The EUR/USD pair has been very stubborn recently, and the Tuesday session proved to be more of the same. The 1.30 level is a well-known support area, as every time the markets have approached it, the bulls came back in to push prices back above that level.
The line is also the bottom of a massive descending triangle, and Tuesday saw the level being tested again – broken above, and retested in the waning hours.
The level represents a “line in the sand” for the bulls, and the bears have attempted time and time again to break it down. There are a lot of rumors out there as to who is involved at that level, and the Asian central banks are the most common suspects. They have diversified much of their holding of US dollars into Euros recently, and this freefall would costs them dearly. Also, there is a lot of talk about the Brazilian central bank being involved, as they are known to have bought a lot of Euros in the last couple of years as well. No matter who it is, there is certainly a massive support level at this point.

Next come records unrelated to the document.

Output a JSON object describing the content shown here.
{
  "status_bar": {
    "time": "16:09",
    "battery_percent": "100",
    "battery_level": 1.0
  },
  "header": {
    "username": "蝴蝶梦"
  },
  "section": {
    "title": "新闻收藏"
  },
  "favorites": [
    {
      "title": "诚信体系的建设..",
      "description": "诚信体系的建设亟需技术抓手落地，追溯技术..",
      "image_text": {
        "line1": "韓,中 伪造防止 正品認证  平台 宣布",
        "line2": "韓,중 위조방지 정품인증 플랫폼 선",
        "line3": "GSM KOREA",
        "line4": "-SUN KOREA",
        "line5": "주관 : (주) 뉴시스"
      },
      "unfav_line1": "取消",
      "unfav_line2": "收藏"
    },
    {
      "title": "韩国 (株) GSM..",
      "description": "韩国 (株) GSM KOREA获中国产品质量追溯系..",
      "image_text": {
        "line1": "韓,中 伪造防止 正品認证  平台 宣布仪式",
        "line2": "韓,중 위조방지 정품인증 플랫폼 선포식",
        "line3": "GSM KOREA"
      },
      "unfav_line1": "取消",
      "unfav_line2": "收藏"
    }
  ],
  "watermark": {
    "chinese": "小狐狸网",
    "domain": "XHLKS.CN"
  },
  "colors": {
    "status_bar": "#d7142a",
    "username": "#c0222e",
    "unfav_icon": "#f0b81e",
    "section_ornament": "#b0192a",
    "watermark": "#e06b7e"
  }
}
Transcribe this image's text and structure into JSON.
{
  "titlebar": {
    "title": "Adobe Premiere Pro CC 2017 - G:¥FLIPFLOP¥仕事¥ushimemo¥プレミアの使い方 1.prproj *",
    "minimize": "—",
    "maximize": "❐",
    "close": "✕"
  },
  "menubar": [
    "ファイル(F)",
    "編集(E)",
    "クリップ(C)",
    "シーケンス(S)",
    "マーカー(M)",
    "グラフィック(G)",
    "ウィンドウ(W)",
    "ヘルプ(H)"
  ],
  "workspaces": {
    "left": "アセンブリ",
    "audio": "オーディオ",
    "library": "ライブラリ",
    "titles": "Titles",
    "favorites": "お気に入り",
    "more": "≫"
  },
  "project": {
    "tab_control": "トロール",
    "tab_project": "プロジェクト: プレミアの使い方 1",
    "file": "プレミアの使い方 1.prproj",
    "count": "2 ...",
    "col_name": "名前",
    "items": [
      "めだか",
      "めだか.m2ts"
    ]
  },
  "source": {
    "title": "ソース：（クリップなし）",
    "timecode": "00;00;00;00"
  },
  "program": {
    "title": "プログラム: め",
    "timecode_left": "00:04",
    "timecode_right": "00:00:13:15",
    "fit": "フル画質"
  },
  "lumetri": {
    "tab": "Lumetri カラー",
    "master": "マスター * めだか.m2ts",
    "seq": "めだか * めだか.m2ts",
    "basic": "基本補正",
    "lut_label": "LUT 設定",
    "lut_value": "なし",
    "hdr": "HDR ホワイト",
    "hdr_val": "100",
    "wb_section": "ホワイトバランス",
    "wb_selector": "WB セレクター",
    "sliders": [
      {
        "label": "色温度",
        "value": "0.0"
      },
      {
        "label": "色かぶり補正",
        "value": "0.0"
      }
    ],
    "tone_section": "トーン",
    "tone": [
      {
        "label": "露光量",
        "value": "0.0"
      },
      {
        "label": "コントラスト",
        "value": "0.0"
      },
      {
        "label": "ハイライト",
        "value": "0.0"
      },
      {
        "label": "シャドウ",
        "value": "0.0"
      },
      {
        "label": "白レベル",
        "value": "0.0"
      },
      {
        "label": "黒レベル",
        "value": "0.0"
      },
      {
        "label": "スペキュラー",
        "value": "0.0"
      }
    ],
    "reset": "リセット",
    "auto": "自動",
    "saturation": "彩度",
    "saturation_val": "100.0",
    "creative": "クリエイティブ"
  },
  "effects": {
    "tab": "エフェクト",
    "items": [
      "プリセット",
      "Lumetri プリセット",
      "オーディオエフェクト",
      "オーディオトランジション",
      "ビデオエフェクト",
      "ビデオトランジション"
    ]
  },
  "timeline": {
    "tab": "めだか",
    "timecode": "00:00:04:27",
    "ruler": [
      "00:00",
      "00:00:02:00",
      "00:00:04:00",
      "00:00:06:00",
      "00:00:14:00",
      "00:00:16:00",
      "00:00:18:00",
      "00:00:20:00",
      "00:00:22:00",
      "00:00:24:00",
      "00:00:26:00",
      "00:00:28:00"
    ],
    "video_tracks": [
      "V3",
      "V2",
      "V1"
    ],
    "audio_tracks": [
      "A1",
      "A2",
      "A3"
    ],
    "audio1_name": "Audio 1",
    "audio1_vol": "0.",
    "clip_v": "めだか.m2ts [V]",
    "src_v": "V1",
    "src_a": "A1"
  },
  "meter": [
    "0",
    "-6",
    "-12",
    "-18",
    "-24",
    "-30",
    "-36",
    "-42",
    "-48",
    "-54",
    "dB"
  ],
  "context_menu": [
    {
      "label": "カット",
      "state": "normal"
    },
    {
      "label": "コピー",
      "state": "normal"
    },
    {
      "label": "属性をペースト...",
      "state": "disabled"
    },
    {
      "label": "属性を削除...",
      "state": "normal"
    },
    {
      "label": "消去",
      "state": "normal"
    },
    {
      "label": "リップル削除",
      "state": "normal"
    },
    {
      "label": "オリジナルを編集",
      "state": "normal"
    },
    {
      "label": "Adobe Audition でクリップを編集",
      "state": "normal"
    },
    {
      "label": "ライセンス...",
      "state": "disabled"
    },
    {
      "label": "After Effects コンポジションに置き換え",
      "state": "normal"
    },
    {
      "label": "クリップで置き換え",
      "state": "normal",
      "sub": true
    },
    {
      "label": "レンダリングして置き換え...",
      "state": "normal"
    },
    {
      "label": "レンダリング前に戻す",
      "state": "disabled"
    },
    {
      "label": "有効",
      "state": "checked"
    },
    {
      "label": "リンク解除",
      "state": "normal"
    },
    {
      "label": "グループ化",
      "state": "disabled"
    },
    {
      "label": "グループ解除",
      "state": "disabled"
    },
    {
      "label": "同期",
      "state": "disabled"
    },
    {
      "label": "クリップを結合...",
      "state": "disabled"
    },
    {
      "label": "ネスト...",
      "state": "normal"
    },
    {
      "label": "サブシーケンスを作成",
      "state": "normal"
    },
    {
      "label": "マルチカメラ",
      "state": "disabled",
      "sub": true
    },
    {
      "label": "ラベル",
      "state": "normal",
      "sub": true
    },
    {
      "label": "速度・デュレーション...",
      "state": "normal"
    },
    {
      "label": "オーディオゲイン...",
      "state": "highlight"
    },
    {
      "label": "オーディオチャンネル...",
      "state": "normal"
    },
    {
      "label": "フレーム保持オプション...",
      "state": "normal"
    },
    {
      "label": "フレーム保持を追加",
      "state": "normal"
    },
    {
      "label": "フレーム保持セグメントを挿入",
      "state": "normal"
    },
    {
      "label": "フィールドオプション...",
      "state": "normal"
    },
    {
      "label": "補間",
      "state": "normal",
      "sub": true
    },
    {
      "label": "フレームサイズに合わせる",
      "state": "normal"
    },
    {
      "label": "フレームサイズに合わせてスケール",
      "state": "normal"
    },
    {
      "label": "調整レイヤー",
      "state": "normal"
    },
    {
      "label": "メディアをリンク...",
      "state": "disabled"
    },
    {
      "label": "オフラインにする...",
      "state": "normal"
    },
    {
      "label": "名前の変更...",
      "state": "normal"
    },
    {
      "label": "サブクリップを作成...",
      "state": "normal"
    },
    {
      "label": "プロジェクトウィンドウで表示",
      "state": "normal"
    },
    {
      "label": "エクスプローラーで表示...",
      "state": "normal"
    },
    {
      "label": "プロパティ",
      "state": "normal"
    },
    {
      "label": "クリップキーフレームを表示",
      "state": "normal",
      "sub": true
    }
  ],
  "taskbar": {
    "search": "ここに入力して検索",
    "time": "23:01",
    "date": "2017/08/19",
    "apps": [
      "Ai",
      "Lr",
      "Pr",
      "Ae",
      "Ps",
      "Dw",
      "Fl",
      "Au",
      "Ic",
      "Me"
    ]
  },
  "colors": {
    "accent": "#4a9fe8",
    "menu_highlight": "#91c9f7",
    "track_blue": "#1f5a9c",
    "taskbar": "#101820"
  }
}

The 1.30 level will be thought of as “when it all came tumbling down” if the fall is as strong as the support would suggest. The Greeks look like they are closer than ever to defaulting, as the leftists that were just elected have openly stated that the austerity agreement is essentially “null and void” as far as they are concerned. Adding to this, the French and Germans also elected many anti-austerity politicians as well. There is now open talk about how we are seeing the start of the end for the Euro. While this could be true – that is certainly a long way away.
The selling of the Euro is the most obvious trade though, and as a result many traders have been involved in doing just that. The Federal Reserve is possibly going to ease further later in the year, and as a result the Euro has been somewhat buoyant against the Dollar. However, if the situation in Europe starts to unravel, as it is starting to look like, this pair could move rapidly to the downside.
If the level gives way, the next serious support area looks to be at the 1.26 level, and it is there that we think this pair will end up in the short term. However, we have to be able to convince the market to give up on the Euro. However, once the bulls give way, we look for massive moves. The situation in Greece can only add bad headlines at this point in time, so this is a more likely outcome in our opinion.
The bullish case simply cannot be made at this point, as the descending triangle still looks intact. The top of the triangle would have to be broken in order for us to buy, and this looks very unlikely at this point.